WaterAid Concerned Over Cholera Outbreak In Nigeria

Claiming over 3,000 lives so far in Nigeria, the organisation warns that climate change will drive up numbers leading to more contamination and deaths.

Originally published by HumAngle

 Cholera Treatment in Niger State: Photo: Daily Post Nigeria

WaterAid, a water charity organisation has expressed worries over cholera outbreak affecting communities in several states in Nigeria.

The charity organisation in a press release said young children between the age of five and 14 are mostly affected and so far, over 3,000 lives have been claimed by the disease, which it predicts to be higher due to hard-to-reach areas that have not been included.

Evelyn Mere, Country Director of WaterAid in Nigeria said the recent outbreak has been the most lethal one in several years, considering the number of cases and deaths recorded so far.

“It shows how important clean water and good sanitation and hygiene are to saving lives. Even though the rainy season is coming to an end, the outbreak is ongoing,” Mere said.

However, the organisation fears that the global climate crisis is likely to lead to more unpredictable rains and river floods, as there will be a higher risk of floods contaminating clean water sources, leading to increase and severity of these outbreaks.

The Country Director revealed WaterAid is working closely with the authorities in several states and at national level in the fight against cholera. 

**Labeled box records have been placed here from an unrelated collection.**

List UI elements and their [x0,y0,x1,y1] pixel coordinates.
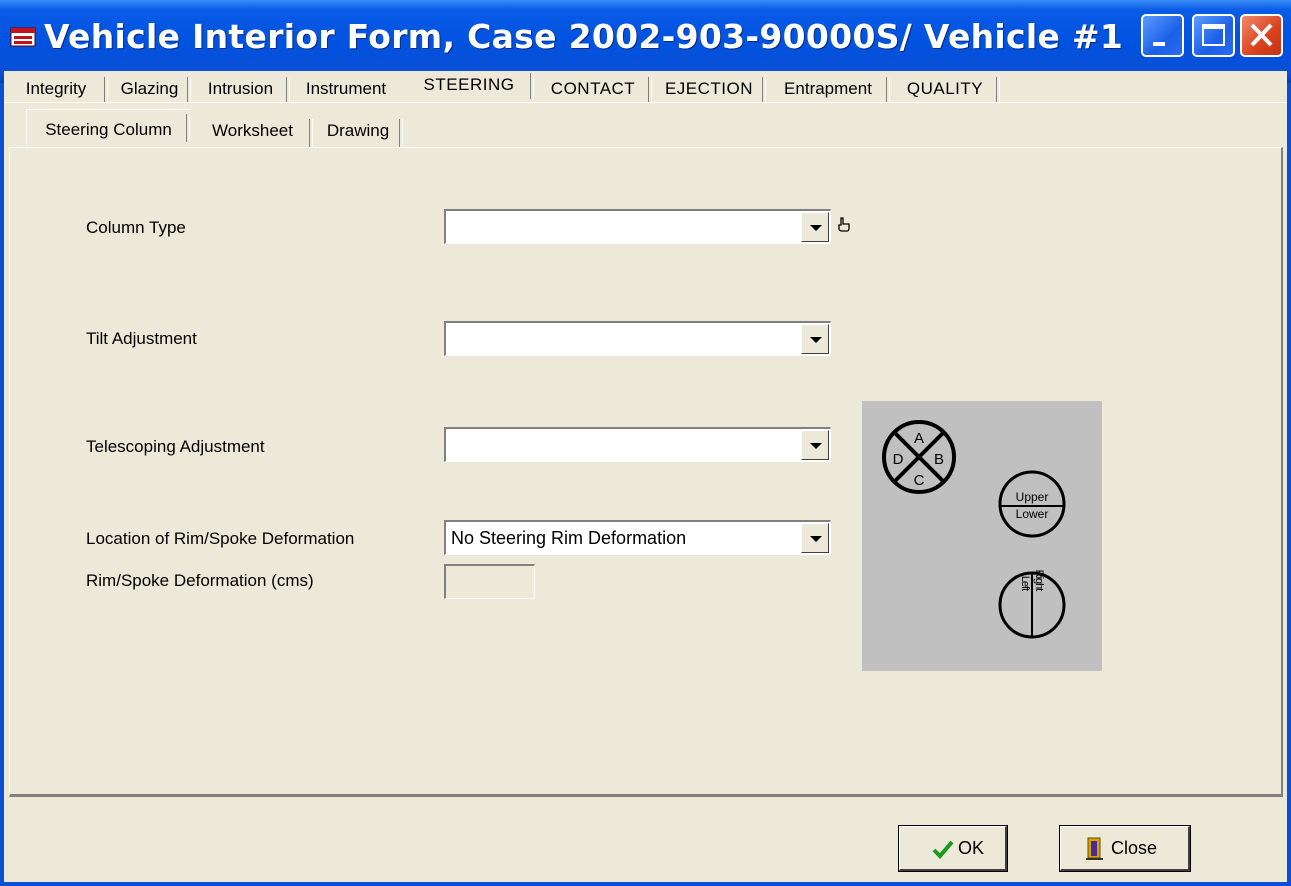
form-app-icon[interactable] [10,26,36,48]
tab-label: Integrity [25,79,87,98]
close-icon [1250,23,1273,47]
telescoping-adjustment-label: Telescoping Adjustment [86,437,265,456]
pointer-hand-icon [838,217,850,232]
steering-wheel-diagram-drawing: A B C D Upper Lower Left Right [882,420,1066,639]
tab-ejection[interactable]: EJECTION [652,75,766,103]
tab-instrument[interactable]: Instrument [290,75,402,103]
tab-label: Entrapment [784,79,872,98]
rim-location-select[interactable]: No Steering Rim Deformation [444,520,831,555]
subtab-label: Worksheet [212,121,293,140]
right-label: Right [1033,570,1045,592]
tilt-adjustment-label: Tilt Adjustment [86,329,197,348]
steering-wheel-diagram: A B C D Upper Lower Left Right [862,401,1102,671]
chevron-down-icon[interactable] [801,212,829,242]
chevron-down-icon[interactable] [801,430,829,460]
tab-strip-divider [4,102,1287,105]
button-bar: OK Close [9,806,1283,878]
tab-label: QUALITY [906,79,984,98]
column-type-label: Column Type [86,218,186,237]
subtab-worksheet[interactable]: Worksheet [192,115,313,147]
tab-steering[interactable]: STEERING [404,71,534,103]
tab-label: EJECTION [664,79,754,98]
tab-contact[interactable]: CONTACT [534,75,652,103]
tab-quality[interactable]: QUALITY [890,75,1000,103]
tilt-adjustment-select[interactable] [444,321,831,356]
checkmark-icon [932,840,954,859]
subtab-steering-column[interactable]: Steering Column [26,109,190,149]
quadrant-d-label: D [893,451,904,468]
tab-label: Intrusion [207,79,274,98]
tab-intrusion[interactable]: Intrusion [191,75,290,103]
tab-label: STEERING [423,75,515,94]
tab-glazing[interactable]: Glazing [108,75,191,103]
close-button[interactable]: Close [1059,825,1191,872]
upper-label: Upper [1016,490,1049,504]
tab-label: CONTACT [550,79,636,98]
rim-location-label: Location of Rim/Spoke Deformation [86,529,355,548]
tab-label: Glazing [120,79,179,98]
close-button-label: Close [1111,838,1158,858]
window-title: Vehicle Interior Form, Case 2002-903-900… [44,17,1124,56]
form-window: Vehicle Interior Form, Case 2002-903-900… [0,0,1291,886]
tab-integrity[interactable]: Integrity [4,75,108,103]
column-type-select[interactable] [444,209,831,244]
sub-tab-strip: Steering Column Worksheet Drawing [4,109,1287,149]
rim-deformation-label: Rim/Spoke Deformation (cms) [86,571,314,590]
tab-label: Instrument [305,79,387,98]
ok-button[interactable]: OK [898,825,1008,872]
quadrant-b-label: B [934,451,944,468]
form-client-area: Integrity Glazing Intrusion Instrument S… [4,71,1287,882]
left-label: Left [1019,576,1031,591]
ok-button-label: OK [958,838,985,858]
subtab-label: Steering Column [45,120,172,139]
minimize-button[interactable] [1141,14,1184,57]
quadrant-c-label: C [914,472,925,489]
telescoping-adjustment-select[interactable] [444,427,831,462]
chevron-down-icon[interactable] [801,523,829,553]
maximize-icon [1202,24,1225,46]
rim-location-value: No Steering Rim Deformation [451,528,687,548]
door-exit-icon [1086,837,1103,860]
lower-label: Lower [1016,507,1049,521]
rim-deformation-input[interactable] [444,564,535,599]
chevron-down-icon[interactable] [801,324,829,354]
subtab-label: Drawing [326,121,390,140]
quadrant-a-label: A [914,430,924,447]
tab-entrapment[interactable]: Entrapment [766,75,890,103]
maximize-button[interactable] [1192,14,1235,57]
close-window-button[interactable] [1240,14,1283,57]
main-tab-strip: Integrity Glazing Intrusion Instrument S… [4,71,1287,104]
subtab-drawing[interactable]: Drawing [313,115,403,147]
minimize-icon [1153,42,1165,46]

WaterAid, according to her, is intensifying campaigns against cholera through TV and Radio messages, focusing on the importance of access to safely managed toilets in households and public institutions and an end to open defecation while campaigning to improve handwashing habits.

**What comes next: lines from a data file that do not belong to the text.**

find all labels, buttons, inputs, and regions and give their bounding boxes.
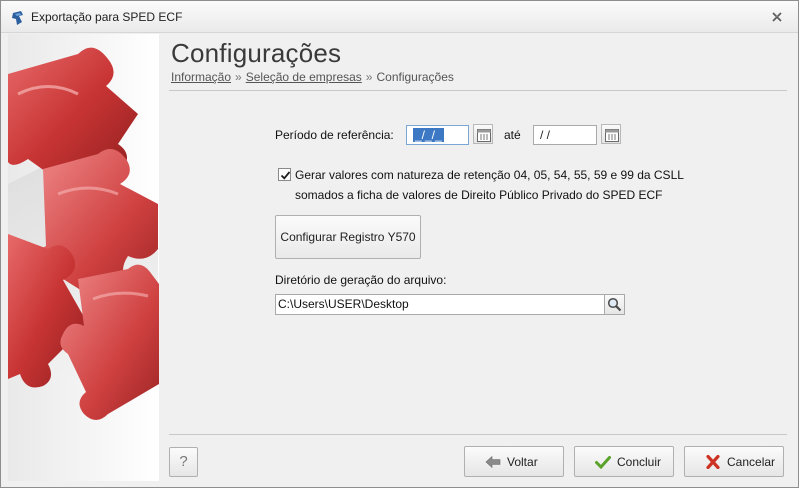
help-icon: ? [179, 453, 188, 470]
breadcrumb: Informação» Seleção de empresas» Configura… [171, 70, 454, 84]
breadcrumb-current: Configurações [376, 70, 454, 84]
arrow-left-icon [485, 455, 501, 469]
title-bar: Exportação para SPED ECF [1, 1, 798, 33]
output-directory-label: Diretório de geração do arquivo: [275, 273, 447, 287]
until-label: até [504, 128, 521, 142]
cancel-label: Cancelar [727, 455, 776, 469]
back-label: Voltar [507, 455, 538, 469]
date-from-input[interactable]: _/_/_ [406, 125, 469, 145]
window-title: Exportação para SPED ECF [31, 10, 183, 24]
main-content: Configurações Informação» Seleção de empr… [160, 34, 792, 481]
csll-retention-line1: Gerar valores com natureza de retenção 0… [295, 168, 684, 182]
csll-retention-checkbox[interactable] [278, 168, 291, 181]
breadcrumb-separator: » [365, 70, 373, 84]
calendar-icon [605, 129, 619, 142]
output-directory-input[interactable]: C:\Users\USER\Desktop [275, 294, 605, 315]
check-icon [595, 456, 611, 469]
configure-y570-button[interactable]: Configurar Registro Y570 [275, 215, 421, 259]
page-title: Configurações [171, 38, 342, 68]
date-to-input[interactable]: / / [533, 125, 597, 145]
finish-label: Concluir [617, 455, 662, 469]
footer-divider [169, 434, 787, 435]
search-icon [607, 297, 622, 312]
x-icon [706, 455, 720, 469]
date-to-calendar-button[interactable] [601, 124, 621, 144]
puzzle-illustration [8, 47, 159, 420]
period-label: Período de referência: [275, 128, 394, 142]
csll-retention-line2: somados a ficha de valores de Direito Pú… [295, 188, 663, 202]
breadcrumb-informacao[interactable]: Informação [171, 70, 231, 84]
date-from-value: _/_/_ [413, 128, 444, 142]
back-button[interactable]: Voltar [464, 446, 564, 477]
checkmark-icon [280, 171, 291, 180]
date-from-calendar-button[interactable] [473, 124, 493, 144]
header-divider [169, 90, 787, 91]
close-icon[interactable] [771, 11, 783, 23]
calendar-icon [477, 129, 491, 142]
finish-button[interactable]: Concluir [574, 446, 674, 477]
app-icon [12, 11, 23, 25]
export-window: Exportação para SPED ECF Configurações I… [0, 0, 799, 488]
breadcrumb-selecao-empresas[interactable]: Seleção de empresas [246, 70, 362, 84]
cancel-button[interactable]: Cancelar [684, 446, 784, 477]
browse-directory-button[interactable] [604, 294, 625, 315]
help-button[interactable]: ? [169, 447, 198, 477]
csll-retention-label[interactable]: Gerar valores com natureza de retenção 0… [295, 165, 684, 205]
breadcrumb-separator: » [235, 70, 242, 84]
decorative-puzzle-panel [8, 34, 159, 481]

She added that WaterAid is also working to influence governments at all levels to prioritise the access of communities to clean water.

According to an earlier report on Water, Sanitation and Hygiene (WASH), only an estimated 16 per cent of the population in Nigeria have access to basic hygiene services, 44 per cent have access to basic sanitation, and 46 million Nigerians still defecate in the open. 

“Improving living and sanitation conditions in a sustainable way is extremely important in the fight against diseases like cholera and the impacts of climate change – it will literally save thousands of lives. Communities need proper handwashing and sanitation facilities, and clean water sources that are at a distance from toilets so there’s no cross contamination,” Mere concluded.